None of this is true. All that is sacred is our duty not to deliberately cause the death of any human life.  When one of Wills’s fingernail clippings or trimmed hairs grows up to walk and talk, get its heart broken, or conceives a grandchild for Wills, then we should immediately commence a debate about how to protect those clippings and trimmings in law. Concluding, Wills writes that

the Catholic Church no longer claims that opposition to abortion is scriptural. It is not a religious issue. It is called a matter of natural law, which should be discernible by natural reason. Yet as the Catholic judge John T. Noonan said, the most recognized experts on natural law, in universities, human rights organizations, medical and psychological bodies, do not generally oppose abortion. Nor, according to polls, do a majority of American citizens, even Catholic citizens. Some women of my own extended family have had abortions and still consider themselves Catholics. President Biden seems to be on their side, as is Pope Francis. This, of course, does not affect the American bishops. They hate this pope and this president anyway.

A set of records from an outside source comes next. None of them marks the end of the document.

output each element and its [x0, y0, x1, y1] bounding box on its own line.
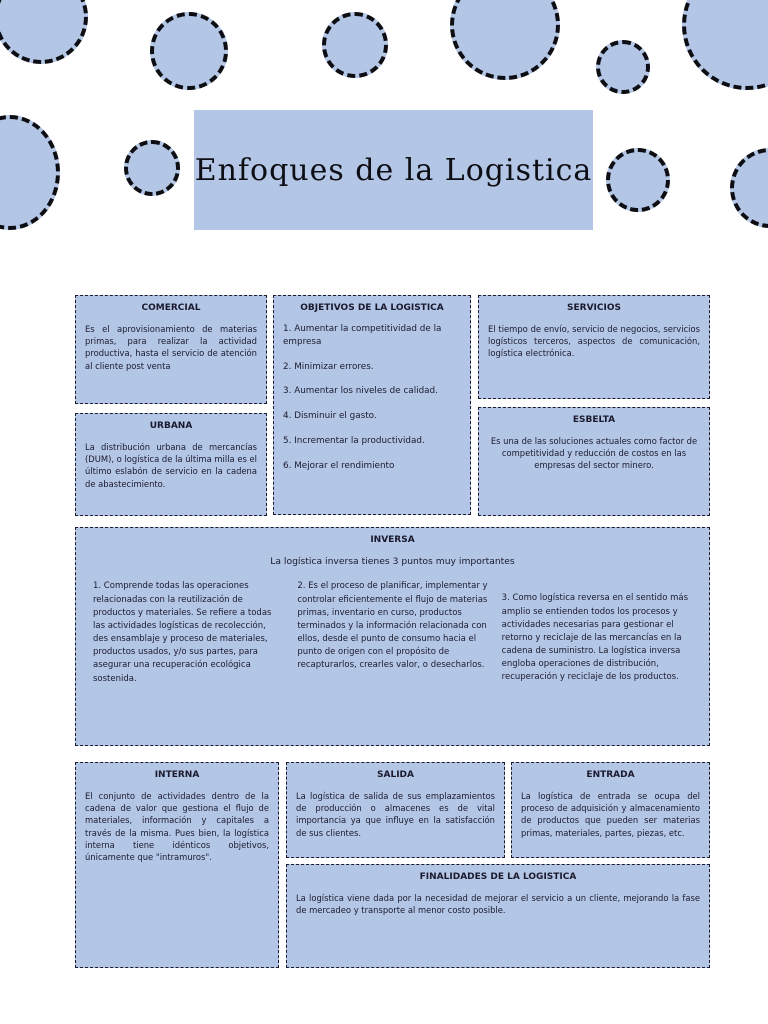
card-text: La logística viene dada por la necesidad de mejorar el servicio a un cliente, mejorando la fase de mercadeo y transporte al menor costo posible.: [296, 893, 700, 916]
card-heading: URBANA: [149, 421, 193, 431]
card-heading: ENTRADA: [586, 770, 635, 780]
decorative-circle: [150, 12, 228, 90]
decorative-circle: [322, 12, 388, 78]
inversa-intro: La logística inversa tienes 3 puntos muy importantes: [270, 556, 515, 568]
card-salida: [286, 762, 505, 858]
decorative-circle: [124, 140, 180, 196]
title-banner: [194, 110, 593, 230]
card-text: El conjunto de actividades dentro de la cadena de valor que gestiona el flujo de materiales, información y capitales a través de la misma. Pues bien, la logística interna tiene idénticos objetivos, únicamente que "intramuros".: [85, 791, 269, 862]
card-text: Es una de las soluciones actuales como factor de competitividad y reducción de costos en las empresas del sector minero.: [490, 436, 698, 471]
card-heading: INVERSA: [370, 535, 415, 545]
objectives-list: [283, 323, 461, 472]
decorative-circle: [0, 0, 88, 64]
card-objetivos: [273, 295, 471, 515]
inversa-points: [85, 580, 700, 685]
list-item: 1. Aumentar la competitividad de la empresa: [283, 324, 442, 347]
card-servicios: [478, 295, 710, 399]
inversa-point: 3. Como logística reversa en el sentido más amplio se entienden todos los procesos y actividades necesarias para gestionar el retorno y reciclaje de las mercancías en la cadena de suministro. La logística inversa engloba operaciones de distribución, recuperación y reciclaje de los productos.: [501, 593, 689, 683]
card-entrada: [511, 762, 710, 858]
list-item: 6. Mejorar el rendimiento: [283, 460, 395, 471]
card-heading: SERVICIOS: [567, 303, 621, 313]
decorative-circle: [596, 40, 650, 94]
decorative-circle: [682, 0, 768, 90]
card-text: Es el aprovisionamiento de materias primas, para realizar la actividad productiva, hasta el servicio de atención al cliente post venta: [85, 324, 257, 371]
card-esbelta: [478, 407, 710, 516]
decorative-circle: [0, 115, 60, 230]
card-text: La logística de salida de sus emplazamientos de producción o almacenes es de vital importancia ya que influye en la satisfacción de sus clientes.: [296, 791, 495, 838]
list-item: 4. Disminuir el gasto.: [283, 411, 377, 422]
card-interna: [75, 762, 279, 968]
card-text: La logística de entrada se ocupa del proceso de adquisición y almacenamiento de productos que pueden ser materias primas, materiales, partes, piezas, etc.: [521, 791, 700, 838]
card-comercial: [75, 295, 267, 404]
card-heading: OBJETIVOS DE LA LOGISTICA: [300, 303, 444, 313]
decorative-circle: [450, 0, 560, 80]
card-text: La distribución urbana de mercancías (DUM), o logística de la última milla es el último eslabón de servicio en la cadena de abastecimiento.: [85, 442, 257, 489]
page-title: Enfoques de la Logistica: [194, 152, 593, 188]
card-heading: ESBELTA: [572, 415, 616, 425]
card-heading: FINALIDADES DE LA LOGISTICA: [419, 872, 577, 882]
decorative-circle: [606, 148, 670, 212]
list-item: 3. Aumentar los niveles de calidad.: [283, 386, 438, 397]
card-finalidades: [286, 864, 710, 968]
inversa-point: 2. Es el proceso de planificar, implementar y controlar eficientemente el flujo de materias primas, inventario en curso, productos terminados y la información relacionada con ellos, desde el punto de consumo hacia el punto de origen con el propósito de recapturarlos, crearles valor, o desecharlos.: [297, 581, 488, 671]
card-urbana: [75, 413, 267, 516]
list-item: 2. Minimizar errores.: [283, 361, 374, 372]
inversa-point: 1. Comprende todas las operaciones relacionadas con la reutilización de productos y materiales. Se refiere a todas las actividades logísticas de recolección, des ensamblaje y proceso de materiales, productos usados, y/o sus partes, para asegurar una recuperación ecológica sostenida.: [93, 581, 272, 684]
decorative-circle: [730, 148, 768, 228]
card-inversa: [75, 527, 710, 746]
card-heading: SALIDA: [377, 770, 414, 780]
list-item: 5. Incrementar la productividad.: [283, 435, 425, 446]
card-heading: COMERCIAL: [141, 303, 201, 313]
card-text: El tiempo de envío, servicio de negocios, servicios logísticos terceros, aspectos de comunicación, logística electrónica.: [488, 324, 700, 359]
card-heading: INTERNA: [154, 770, 200, 780]
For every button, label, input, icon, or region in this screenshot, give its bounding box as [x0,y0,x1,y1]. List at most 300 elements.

Ah, well. If only Wills were around in Galilee to inform Our Lord about the majority opinions of the scribes, Pharisees, and other experts in society. Wills claims the current Catholic bishops hate the current pope. My guess is, if you gave him enough port, Wills would be volcanic about Francis’s failure to finally anathematize and humiliate the conservative Catholics he despises.

Wills has been trading on his ex-Catholic reputation for a great long time. Writing the above op-ed shows him to be a man who doesn’t respect his readers or himself anymore. Wills was a mistake. William F. Buckley Jr.’s, I mean, not his poor mother’s.